Marielitos (gangs)


Marielitos is the name given to the Cuban immigrants that left Cuba from the Port of Mariel in 1980. Approximately 135,000 people left the country to the United States from April to September in what became known as the Mariel boatlift.

History

While there already was, largely successful, Cuban emigration to the United States before the 1980s, the third and most well-known wave of Cuban emigration was in 1980. The Cuban government permitted approximately 125,000 Cubans to board a decrepit fleet of boats in Mariel Harbor; of the 125,000 refugees that entered the United States on the boatlift, around 16,000 to 20,000 were estimated to be criminals or "undesirables" according to a 1985 Sun Sentinel magazine article.
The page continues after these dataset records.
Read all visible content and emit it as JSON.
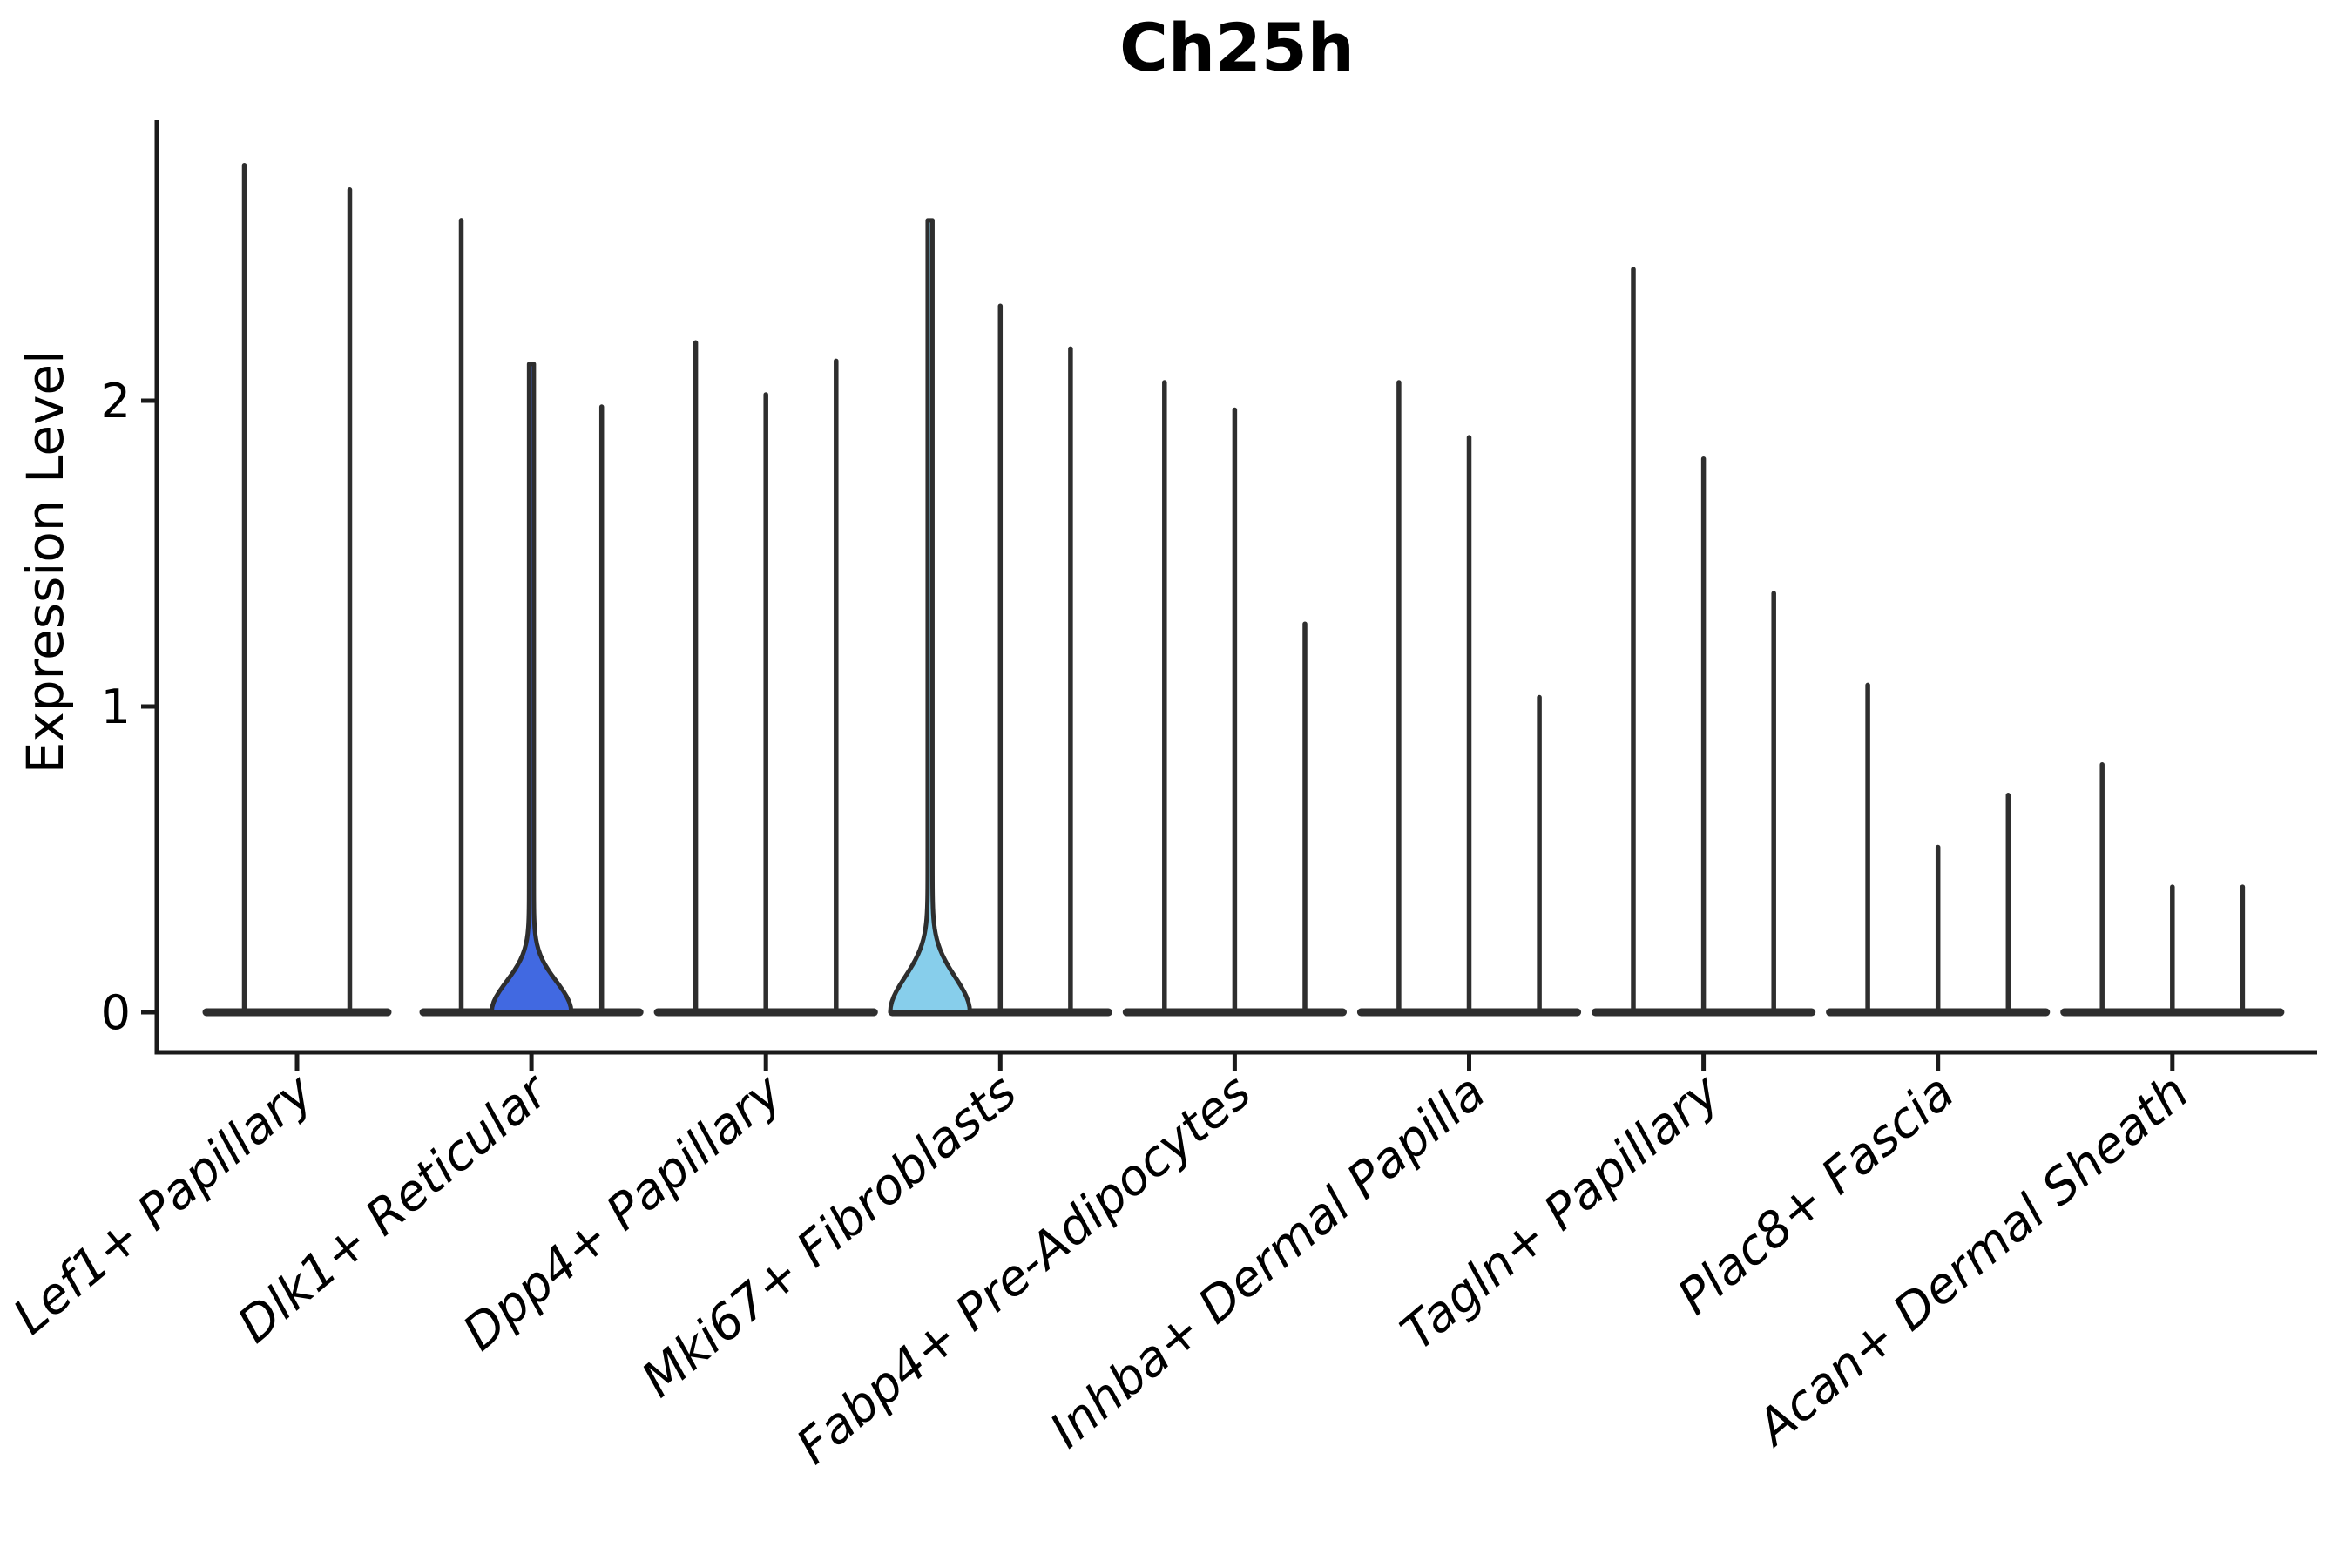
{
  "chart_data": {
    "type": "violin",
    "title": "Ch25h",
    "ylabel": "Expression Level",
    "xlabel": "",
    "yticks": [
      0,
      1,
      2
    ],
    "ylim": [
      -0.14,
      2.92
    ],
    "grid": false,
    "legend": null,
    "colors": {
      "violin_outline": "#2e2e2e",
      "axis": "#1a1a1a",
      "text": "#000000",
      "background": "#ffffff",
      "highlight_blue": "#4169e1",
      "highlight_skyblue": "#87ceeb"
    },
    "groups": [
      {
        "label": "Lef1+ Papillary",
        "violins": [
          {
            "max": 2.77,
            "fill": null
          },
          {
            "max": 2.69,
            "fill": null
          }
        ]
      },
      {
        "label": "Dlk1+ Reticular",
        "violins": [
          {
            "max": 2.59,
            "fill": null
          },
          {
            "max": 2.12,
            "fill": "#4169e1",
            "bulge_sigma": 0.1
          },
          {
            "max": 1.98,
            "fill": null
          }
        ]
      },
      {
        "label": "Dpp4+ Papillary",
        "violins": [
          {
            "max": 2.19,
            "fill": null
          },
          {
            "max": 2.02,
            "fill": null
          },
          {
            "max": 2.13,
            "fill": null
          }
        ]
      },
      {
        "label": "Mki67+ Fibroblasts",
        "violins": [
          {
            "max": 2.59,
            "fill": "#87ceeb",
            "bulge_sigma": 0.115
          },
          {
            "max": 2.31,
            "fill": null
          },
          {
            "max": 2.17,
            "fill": null
          }
        ]
      },
      {
        "label": "Fabp4+ Pre-Adipocytes",
        "violins": [
          {
            "max": 2.06,
            "fill": null
          },
          {
            "max": 1.97,
            "fill": null
          },
          {
            "max": 1.27,
            "fill": null
          }
        ]
      },
      {
        "label": "Inhba+ Dermal Papilla",
        "violins": [
          {
            "max": 2.06,
            "fill": null
          },
          {
            "max": 1.88,
            "fill": null
          },
          {
            "max": 1.03,
            "fill": null
          }
        ]
      },
      {
        "label": "Tagln+ Papillary",
        "violins": [
          {
            "max": 2.43,
            "fill": null
          },
          {
            "max": 1.81,
            "fill": null
          },
          {
            "max": 1.37,
            "fill": null
          }
        ]
      },
      {
        "label": "Plac8+ Fascia",
        "violins": [
          {
            "max": 1.07,
            "fill": null
          },
          {
            "max": 0.54,
            "fill": null
          },
          {
            "max": 0.71,
            "fill": null
          }
        ]
      },
      {
        "label": "Acan+ Dermal Sheath",
        "violins": [
          {
            "max": 0.81,
            "fill": null
          },
          {
            "max": 0.41,
            "fill": null
          },
          {
            "max": 0.41,
            "fill": null
          }
        ]
      }
    ]
  }
}
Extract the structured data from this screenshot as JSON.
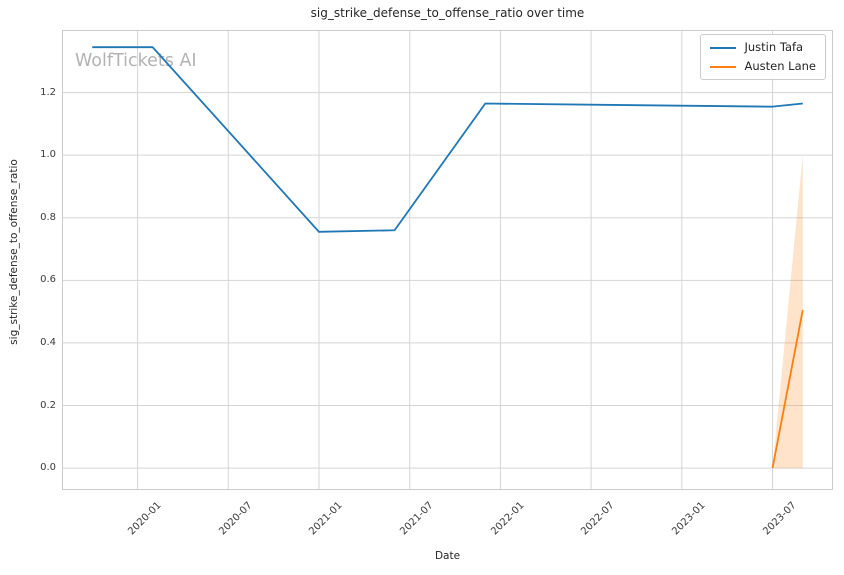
{
  "figure": {
    "watermark": "WolfTickets AI"
  },
  "chart_data": {
    "type": "line",
    "title": "sig_strike_defense_to_offense_ratio over time",
    "xlabel": "Date",
    "ylabel": "sig_strike_defense_to_offense_ratio",
    "grid": true,
    "legend_position": "upper right",
    "xlim": [
      "2019-08",
      "2023-11"
    ],
    "ylim": [
      -0.07,
      1.4
    ],
    "x_tick_labels": [
      "2020-01",
      "2020-07",
      "2021-01",
      "2021-07",
      "2022-01",
      "2022-07",
      "2023-01",
      "2023-07"
    ],
    "y_tick_labels": [
      "0.0",
      "0.2",
      "0.4",
      "0.6",
      "0.8",
      "1.0",
      "1.2"
    ],
    "series": [
      {
        "name": "Justin Tafa",
        "color": "#1f77b4",
        "x": [
          "2019-10",
          "2020-02",
          "2021-01",
          "2021-06",
          "2021-12",
          "2023-07",
          "2023-09"
        ],
        "y": [
          1.345,
          1.345,
          0.755,
          0.76,
          1.165,
          1.155,
          1.165
        ]
      },
      {
        "name": "Austen Lane",
        "color": "#ff7f0e",
        "x": [
          "2023-07",
          "2023-09"
        ],
        "y": [
          0.0,
          0.505
        ],
        "ci_band": {
          "x": [
            "2023-07",
            "2023-09"
          ],
          "y_low": [
            0.0,
            0.0
          ],
          "y_high": [
            0.0,
            1.0
          ],
          "opacity": 0.22
        }
      }
    ],
    "colors": {
      "grid": "#d5d5d5",
      "spine": "#cccccc",
      "text": "#262626",
      "watermark": "#b3b3b3"
    }
  }
}
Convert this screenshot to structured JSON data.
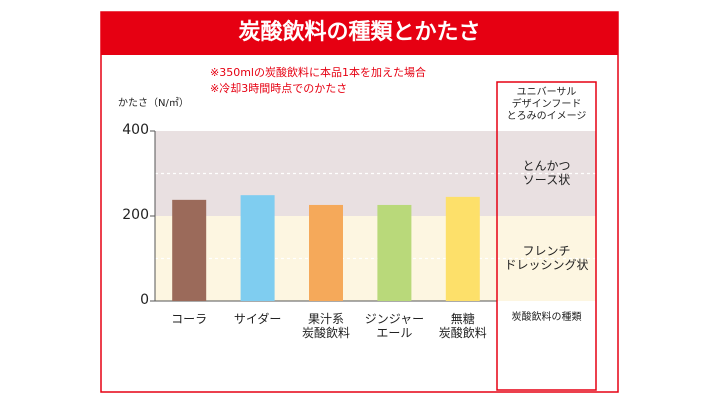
{
  "chart_data": {
    "type": "bar",
    "title": "炭酸飲料の種類とかたさ",
    "notes": [
      "※350mlの炭酸飲料に本品1本を加えた場合",
      "※冷却3時間時点でのかたさ"
    ],
    "y_label": "かたさ（N/㎡）",
    "categories": [
      "コーラ",
      "サイダー",
      "果汁系\n炭酸飲料",
      "ジンジャー\nエール",
      "無糖\n炭酸飲料"
    ],
    "values": [
      238,
      249,
      226,
      226,
      245
    ],
    "colors": [
      "#9b6a5a",
      "#7fcdf0",
      "#f5a95a",
      "#b9d97a",
      "#fde06a"
    ],
    "ylim": [
      0,
      400
    ],
    "yticks": [
      0,
      200,
      400
    ],
    "dashed_grid": [
      100,
      300
    ],
    "bands_title": "ユニバーサル\nデザインフード\nとろみのイメージ",
    "bands": [
      {
        "label": "フレンチ\nドレッシング状",
        "from": 0,
        "to": 200,
        "color": "#fdf6e1"
      },
      {
        "label": "とんかつ\nソース状",
        "from": 200,
        "to": 400,
        "color": "#e9e0e1"
      }
    ],
    "bands_footer": "炭酸飲料の種類",
    "accent": "#e60012"
  }
}
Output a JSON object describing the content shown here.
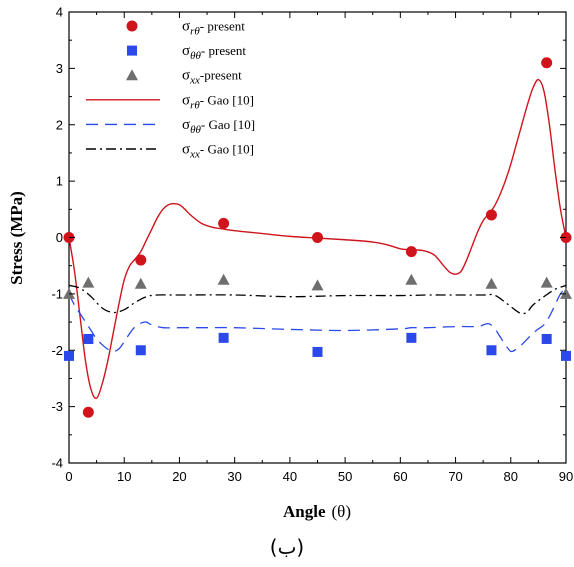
{
  "chart_data": {
    "type": "scatter",
    "title": "",
    "xlabel": "Angle",
    "xlabel_symbol": "(θ)",
    "ylabel": "Stress  (MPa)",
    "xlim": [
      0,
      90
    ],
    "ylim": [
      -4,
      4
    ],
    "xticks": [
      "0",
      "10",
      "20",
      "30",
      "40",
      "50",
      "60",
      "70",
      "80",
      "90"
    ],
    "yticks": [
      "-4",
      "-3",
      "-2",
      "-1",
      "0",
      "1",
      "2",
      "3",
      "4"
    ],
    "grid": false,
    "legend_position": "top-left",
    "series": [
      {
        "symbol": "σ",
        "sub": "rθ",
        "suffix": "- present",
        "style": "marker",
        "marker": "circle",
        "color": "#d0141c",
        "x": [
          0,
          3.5,
          13,
          28,
          45,
          62,
          76.5,
          86.5,
          90
        ],
        "y": [
          0,
          -3.1,
          -0.4,
          0.25,
          0,
          -0.25,
          0.4,
          3.1,
          0
        ]
      },
      {
        "symbol": "σ",
        "sub": "θθ",
        "suffix": "- present",
        "style": "marker",
        "marker": "square",
        "color": "#2b48e8",
        "x": [
          0,
          3.5,
          13,
          28,
          45,
          62,
          76.5,
          86.5,
          90
        ],
        "y": [
          -2.1,
          -1.8,
          -2.0,
          -1.78,
          -2.03,
          -1.78,
          -2.0,
          -1.8,
          -2.1
        ]
      },
      {
        "symbol": "σ",
        "sub": "xx",
        "suffix": "-present",
        "style": "marker",
        "marker": "triangle",
        "color": "#6e6e6e",
        "x": [
          0,
          3.5,
          13,
          28,
          45,
          62,
          76.5,
          86.5,
          90
        ],
        "y": [
          -1.0,
          -0.8,
          -0.82,
          -0.75,
          -0.85,
          -0.75,
          -0.82,
          -0.8,
          -1.0
        ]
      },
      {
        "symbol": "σ",
        "sub": "rθ",
        "suffix": "- Gao [10]",
        "style": "solid",
        "color": "#d0141c",
        "x": [
          0,
          1,
          2,
          3,
          4,
          5,
          6,
          7,
          8,
          9,
          10,
          11,
          12,
          13,
          14,
          15,
          16,
          17,
          18,
          19,
          20,
          21,
          22,
          24,
          26,
          28,
          30,
          35,
          40,
          45,
          50,
          55,
          58,
          60,
          62,
          64,
          66,
          67,
          68,
          69,
          70,
          71,
          72,
          73,
          74,
          75,
          76,
          77,
          78,
          79,
          80,
          81,
          82,
          83,
          84,
          85,
          86,
          87,
          88,
          89,
          90
        ],
        "y": [
          0,
          -0.6,
          -1.4,
          -2.2,
          -2.7,
          -2.85,
          -2.6,
          -2.2,
          -1.7,
          -1.2,
          -0.75,
          -0.5,
          -0.38,
          -0.25,
          -0.05,
          0.15,
          0.35,
          0.5,
          0.58,
          0.6,
          0.58,
          0.5,
          0.4,
          0.25,
          0.18,
          0.15,
          0.12,
          0.07,
          0.02,
          -0.01,
          -0.04,
          -0.08,
          -0.14,
          -0.2,
          -0.22,
          -0.23,
          -0.3,
          -0.4,
          -0.52,
          -0.62,
          -0.65,
          -0.6,
          -0.4,
          -0.15,
          0.1,
          0.3,
          0.42,
          0.55,
          0.75,
          1.0,
          1.3,
          1.65,
          2.0,
          2.35,
          2.65,
          2.8,
          2.6,
          2.0,
          1.2,
          0.5,
          0
        ]
      },
      {
        "symbol": "σ",
        "sub": "θθ",
        "suffix": "- Gao [10]",
        "style": "dashed",
        "color": "#2b48e8",
        "x": [
          0,
          1,
          2,
          3,
          4,
          5,
          6,
          7,
          8,
          9,
          10,
          11,
          12,
          13,
          14,
          15,
          17,
          20,
          25,
          30,
          40,
          50,
          60,
          62,
          65,
          70,
          74,
          75,
          76,
          77,
          78,
          79,
          80,
          81,
          82,
          83,
          84,
          85,
          86,
          87,
          88,
          89,
          90
        ],
        "y": [
          -1.0,
          -1.2,
          -1.35,
          -1.5,
          -1.65,
          -1.8,
          -1.9,
          -1.98,
          -2.02,
          -1.98,
          -1.85,
          -1.7,
          -1.58,
          -1.52,
          -1.5,
          -1.55,
          -1.6,
          -1.6,
          -1.6,
          -1.6,
          -1.63,
          -1.65,
          -1.62,
          -1.6,
          -1.6,
          -1.58,
          -1.58,
          -1.55,
          -1.53,
          -1.6,
          -1.75,
          -1.9,
          -2.02,
          -1.98,
          -1.9,
          -1.8,
          -1.7,
          -1.62,
          -1.55,
          -1.4,
          -1.2,
          -1.0,
          -0.9
        ]
      },
      {
        "symbol": "σ",
        "sub": "xx",
        "suffix": "- Gao [10]",
        "style": "dashdot",
        "color": "#000000",
        "x": [
          0,
          2,
          4,
          6,
          8,
          10,
          12,
          14,
          16,
          20,
          30,
          40,
          50,
          60,
          65,
          70,
          75,
          77,
          79,
          81,
          82,
          83,
          84,
          86,
          88,
          90
        ],
        "y": [
          -0.85,
          -0.9,
          -1.05,
          -1.25,
          -1.33,
          -1.28,
          -1.15,
          -1.05,
          -1.02,
          -1.02,
          -1.02,
          -1.05,
          -1.03,
          -1.03,
          -1.02,
          -1.02,
          -1.02,
          -1.02,
          -1.15,
          -1.3,
          -1.35,
          -1.32,
          -1.2,
          -1.05,
          -0.92,
          -0.85
        ]
      }
    ]
  },
  "caption": "(ب)"
}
In a 1985 report around 350 to 400 Mariel Cubans were reported to inhabit Dade County jails on a typical day. However, Demetrio Perez, the city commissioner of Miami, had said "...That even among those Marielitos who had criminal records, there were thousands whose offenses were so minor that they would not be considered criminals here, and thousands of others whose ‘criminal record’ was based on their opposition to the Communist regime." Estimates assert that the Cuban refugees only included some 2,700 hardened criminals.

Membership

Marielito crime gangs consist of generally male Cubans. Many of the original Marielitos have specific tattoos, displaying patron saints, names, words or arcane symbols. Marielito gang members, White as well as Afro-Cubans, are members of Afro Cuban religious cults engaged in religious rituals often resulting in self-inflicted bodily scars.
While the original Marielito gang members came to the US in the 1980s, younger Cuban-Americans living in impoverished neighborhoods may imitate the rituals of the original Marielito criminals.

Activities

Marielito crime groups are mostly involved in drug trafficking and contract killing, although prostitution, corruption, extortion, robbery, burglary, auto theft, money laundering and bookmaking are also activities of choice. In some cases they have aligned themselves with American Mafia families and Colombian cartels to set up drug pipelines and working for them as enforcers.
Marielito gang activity isn't as endemic as it was in the 80's, but Marielito gangs are still active in Los Angeles, Washington and New York City.